The output file `filtered_urls.txt` will contain:
<pre>
https://example.com/page?fileGuid=DPg868kv89HJtQ8q
https://example.com/page?fileGuid=DPg868kv89HJtQ8q&anotherParam=123
https://example.com/page?anotherParam=123
https://example.com/page?fileGuid=DPg868kv89HJtQ8q&extraParam=xyz
https://example.com/page?extraParam=xyz
</pre>

## 📊 Comparison with Other Tools

| Tool           | Functionality | Limitation |
|---------------|--------------|------------|
| **`sort`**        | Orders URLs alphabetically | Does not filter based on query parameters |
| **`urldedupe`**   | Removes exact duplicate URLs | Cannot analyze query parameter uniqueness |
| **`uro`**         | Normalizes and deduplicates URLs | Does not focus on parameter-based filtering |
| **`urlF.py`**     | Filter URLs based on both the base URL (including path) and their query parameters | Provides better query-based filtering and cleanup |


## Sample POC

The timing is also mentioned on the right side. You can verify that this script takes little time compared to other tools.

![image](https://github.com/user-attachments/assets/eec38c30-b47e-4729-a25d-f00cbc3761e0)

## **🔹 Why Run This After paramspider?**
- When running `paramspider`, you’ll often get duplicate parameters.
- Instead of scanning the same parameter multiple times, use urlF.py to filter results efficiently.

![image](https://github.com/user-attachments/assets/1f9bdbab-016d-4f53-91fa-dcc5e2d80143)

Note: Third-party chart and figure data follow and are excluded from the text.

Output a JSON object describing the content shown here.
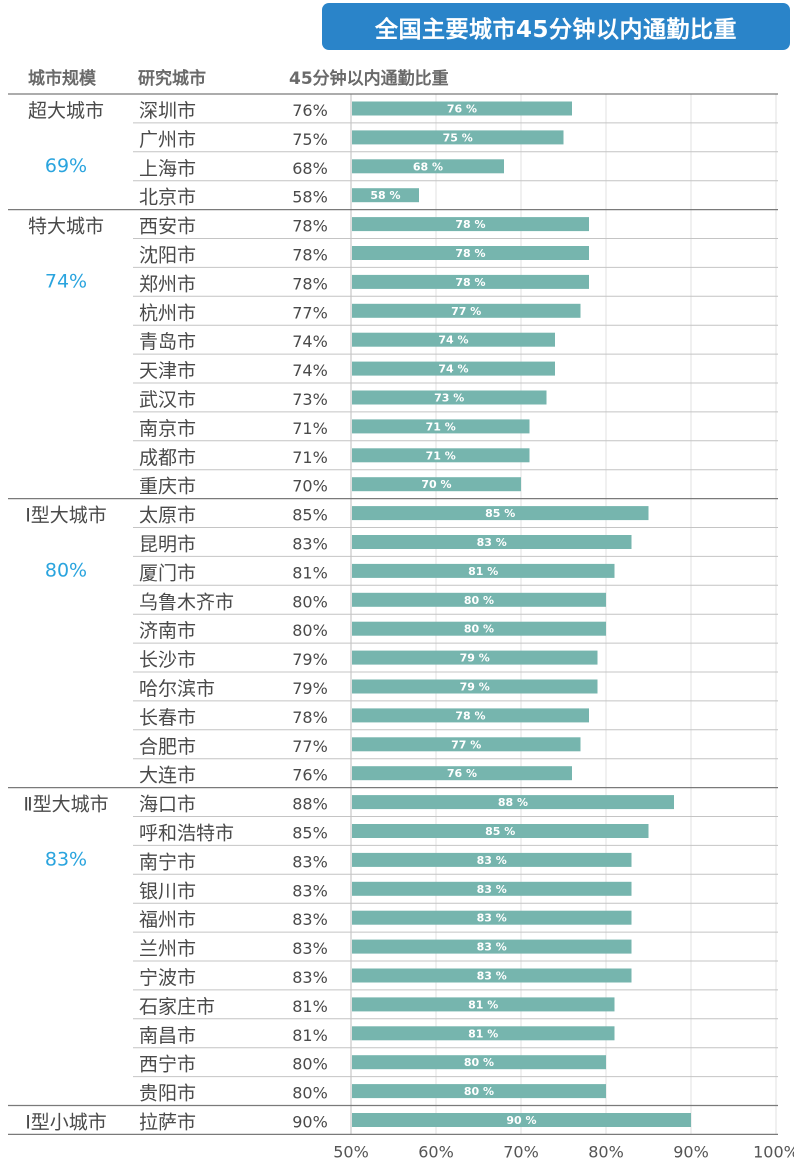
{
  "chart_data": {
    "type": "bar",
    "orientation": "horizontal",
    "title": "全国主要城市45分钟以内通勤比重",
    "columns": [
      "城市规模",
      "研究城市",
      "45分钟以内通勤比重"
    ],
    "groups": [
      {
        "name": "超大城市",
        "avg": "69%",
        "rows": [
          {
            "city": "深圳市",
            "value": 76
          },
          {
            "city": "广州市",
            "value": 75
          },
          {
            "city": "上海市",
            "value": 68
          },
          {
            "city": "北京市",
            "value": 58
          }
        ]
      },
      {
        "name": "特大城市",
        "avg": "74%",
        "rows": [
          {
            "city": "西安市",
            "value": 78
          },
          {
            "city": "沈阳市",
            "value": 78
          },
          {
            "city": "郑州市",
            "value": 78
          },
          {
            "city": "杭州市",
            "value": 77
          },
          {
            "city": "青岛市",
            "value": 74
          },
          {
            "city": "天津市",
            "value": 74
          },
          {
            "city": "武汉市",
            "value": 73
          },
          {
            "city": "南京市",
            "value": 71
          },
          {
            "city": "成都市",
            "value": 71
          },
          {
            "city": "重庆市",
            "value": 70
          }
        ]
      },
      {
        "name": "Ⅰ型大城市",
        "avg": "80%",
        "rows": [
          {
            "city": "太原市",
            "value": 85
          },
          {
            "city": "昆明市",
            "value": 83
          },
          {
            "city": "厦门市",
            "value": 81
          },
          {
            "city": "乌鲁木齐市",
            "value": 80
          },
          {
            "city": "济南市",
            "value": 80
          },
          {
            "city": "长沙市",
            "value": 79
          },
          {
            "city": "哈尔滨市",
            "value": 79
          },
          {
            "city": "长春市",
            "value": 78
          },
          {
            "city": "合肥市",
            "value": 77
          },
          {
            "city": "大连市",
            "value": 76
          }
        ]
      },
      {
        "name": "Ⅱ型大城市",
        "avg": "83%",
        "rows": [
          {
            "city": "海口市",
            "value": 88
          },
          {
            "city": "呼和浩特市",
            "value": 85
          },
          {
            "city": "南宁市",
            "value": 83
          },
          {
            "city": "银川市",
            "value": 83
          },
          {
            "city": "福州市",
            "value": 83
          },
          {
            "city": "兰州市",
            "value": 83
          },
          {
            "city": "宁波市",
            "value": 83
          },
          {
            "city": "石家庄市",
            "value": 81
          },
          {
            "city": "南昌市",
            "value": 81
          },
          {
            "city": "西宁市",
            "value": 80
          },
          {
            "city": "贵阳市",
            "value": 80
          }
        ]
      },
      {
        "name": "Ⅰ型小城市",
        "avg": "",
        "rows": [
          {
            "city": "拉萨市",
            "value": 90
          }
        ]
      }
    ],
    "xlim": [
      50,
      100
    ],
    "xticks": [
      "50%",
      "60%",
      "70%",
      "80%",
      "90%",
      "100%"
    ],
    "xtick_values": [
      50,
      60,
      70,
      80,
      90,
      100
    ],
    "grid": true,
    "colors": {
      "bar": "#76b5ae",
      "avg": "#2aa4de",
      "title_bg": "#2a84c9"
    }
  }
}
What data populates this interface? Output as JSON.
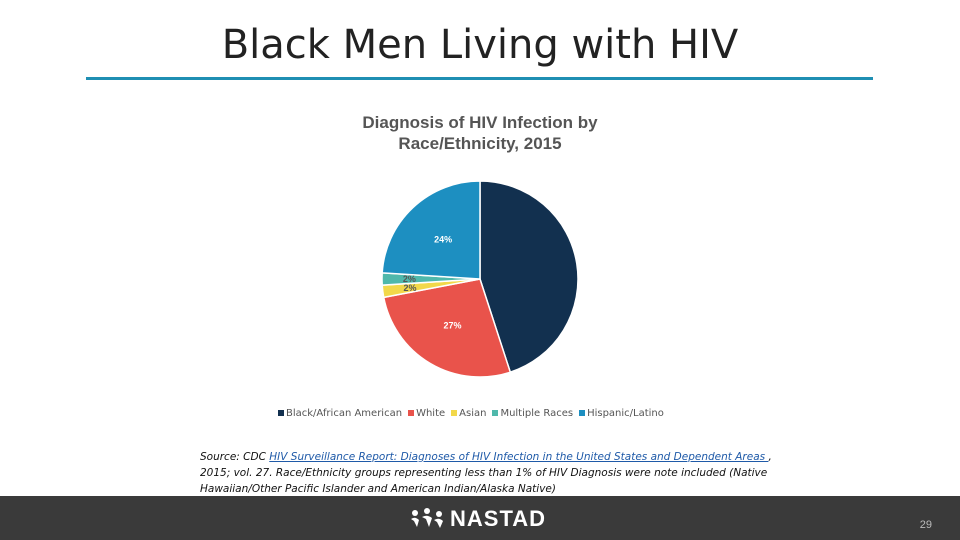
{
  "slide": {
    "title": "Black Men Living with HIV",
    "page_number": "29"
  },
  "source": {
    "prefix": "Source: CDC ",
    "link_text": "HIV Surveillance Report: Diagnoses of HIV Infection in the United States and Dependent Areas ",
    "suffix": ", 2015; vol. 27. Race/Ethnicity groups representing less than 1% of HIV Diagnosis were note included (Native Hawaiian/Other Pacific Islander and American Indian/Alaska Native)"
  },
  "footer": {
    "logo_text": "NASTAD",
    "background": "#3a3a3a"
  },
  "chart_data": {
    "type": "pie",
    "title_line1": "Diagnosis of HIV Infection by",
    "title_line2": "Race/Ethnicity, 2015",
    "legend_position": "bottom",
    "slices": [
      {
        "name": "Black/African American",
        "value": 45,
        "label": "",
        "color": "#12304f"
      },
      {
        "name": "White",
        "value": 27,
        "label": "27%",
        "color": "#e9534b"
      },
      {
        "name": "Asian",
        "value": 2,
        "label": "2%",
        "color": "#f2d84a"
      },
      {
        "name": "Multiple Races",
        "value": 2,
        "label": "2%",
        "color": "#4fb8ab"
      },
      {
        "name": "Hispanic/Latino",
        "value": 24,
        "label": "24%",
        "color": "#1d8fc1"
      }
    ]
  }
}
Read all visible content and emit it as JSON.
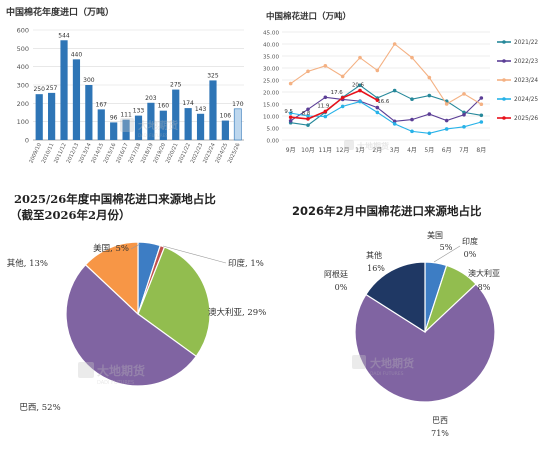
{
  "chart_data": [
    {
      "type": "bar",
      "title": "中国棉花年度进口（万吨）",
      "categories": [
        "2009/10",
        "2010/11",
        "2011/12",
        "2012/13",
        "2013/14",
        "2014/15",
        "2015/16",
        "2016/17",
        "2017/18",
        "2018/19",
        "2019/20",
        "2020/21",
        "2021/22",
        "2022/23",
        "2023/24",
        "2024/25",
        "2025/26"
      ],
      "values": [
        250,
        257,
        544,
        440,
        300,
        167,
        96,
        111,
        133,
        203,
        160,
        275,
        174,
        143,
        325,
        106,
        170
      ],
      "ylim": [
        0,
        600
      ],
      "yticks": [
        "0",
        "100",
        "200",
        "300",
        "400",
        "500",
        "600"
      ],
      "grid": true,
      "highlight_last": true,
      "colors": {
        "bar": "#2e75b6",
        "bar_last": "#bdd7ee",
        "grid": "#d9d9d9",
        "label": "#333333"
      }
    },
    {
      "type": "line",
      "title": "中国棉花进口（万吨）",
      "categories": [
        "9月",
        "10月",
        "11月",
        "12月",
        "1月",
        "2月",
        "3月",
        "4月",
        "5月",
        "6月",
        "7月",
        "8月"
      ],
      "ylim": [
        0,
        45
      ],
      "yticks": [
        "0.00",
        "5.00",
        "10.00",
        "15.00",
        "20.00",
        "25.00",
        "30.00",
        "35.00",
        "40.00",
        "45.00"
      ],
      "grid": true,
      "legend_position": "right",
      "series": [
        {
          "name": "2021/22",
          "color": "#26889a",
          "values": [
            7.2,
            6.2,
            11.6,
            17.8,
            22.8,
            17.5,
            20.6,
            17.0,
            18.5,
            16.2,
            11.5,
            10.3
          ]
        },
        {
          "name": "2022/23",
          "color": "#5b3e96",
          "values": [
            8.0,
            12.8,
            17.8,
            16.9,
            16.2,
            13.5,
            7.8,
            8.5,
            10.8,
            8.1,
            10.5,
            17.5
          ]
        },
        {
          "name": "2023/24",
          "color": "#f4b183",
          "values": [
            23.5,
            28.6,
            30.9,
            26.5,
            34.3,
            29.0,
            40.0,
            34.3,
            26.0,
            15.0,
            19.2,
            14.9
          ]
        },
        {
          "name": "2024/25",
          "color": "#27b2e8",
          "values": [
            11.2,
            10.0,
            9.8,
            14.0,
            16.0,
            11.5,
            6.7,
            3.6,
            2.8,
            4.6,
            5.5,
            7.5
          ]
        },
        {
          "name": "2025/26",
          "color": "#e8111a",
          "values": [
            9.5,
            8.8,
            11.9,
            17.6,
            20.6,
            16.6,
            null,
            null,
            null,
            null,
            null,
            null
          ]
        }
      ],
      "data_labels": [
        "9.5",
        "8.8",
        "11.9",
        "17.6",
        "20.6",
        "16.6"
      ]
    },
    {
      "type": "pie",
      "title": "2025/26年度中国棉花进口来源地占比",
      "subtitle": "（截至2026年2月份）",
      "slices": [
        {
          "label": "美国",
          "value": 5,
          "text": "美国, 5%",
          "color": "#3d7dc4"
        },
        {
          "label": "印度",
          "value": 1,
          "text": "印度, 1%",
          "color": "#c0504d"
        },
        {
          "label": "澳大利亚",
          "value": 29,
          "text": "澳大利亚, 29%",
          "color": "#92bd4f"
        },
        {
          "label": "巴西",
          "value": 52,
          "text": "巴西, 52%",
          "color": "#8064a2"
        },
        {
          "label": "其他",
          "value": 13,
          "text": "其他, 13%",
          "color": "#f79646"
        }
      ]
    },
    {
      "type": "pie",
      "title": "2026年2月中国棉花进口来源地占比",
      "slices": [
        {
          "label": "美国",
          "value": 5,
          "pct": "5%",
          "color": "#3d7dc4"
        },
        {
          "label": "印度",
          "value": 0,
          "pct": "0%",
          "color": "#c0504d"
        },
        {
          "label": "澳大利亚",
          "value": 8,
          "pct": "8%",
          "color": "#92bd4f"
        },
        {
          "label": "巴西",
          "value": 71,
          "pct": "71%",
          "color": "#8064a2"
        },
        {
          "label": "阿根廷",
          "value": 0,
          "pct": "0%",
          "color": "#4bacc6"
        },
        {
          "label": "其他",
          "value": 16,
          "pct": "16%",
          "color": "#1f3864"
        }
      ]
    }
  ],
  "watermark": {
    "cn": "大地期货",
    "en": "DADI FUTURES"
  }
}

![image](https://github.com/user-attachments/assets/8a552bb2-d3bb-4860-8ed8-02b345acc28a)

- Almost 2K URLs 😱

## **💡 Contributing**

Contributions are welcome! If you have suggestions or feature improvements, feel free to:
- Fork the repository and create a pull request.
- Open an issue if you encounter any bugs.

## **🎯 Final Thoughts**

- After enumerating all the URLs using tools like `waybackurls`, `gau`, `katana`, and others, use `urlF.py` to get unique URLs along with their parameters.
- This ensures efficient filtering, reduces redundant requests, and helps in better targeted testing.
- Optimized for security researchers and penetration testers to streamline the URL analysis process.

Happy Hacking! 🎯 🚀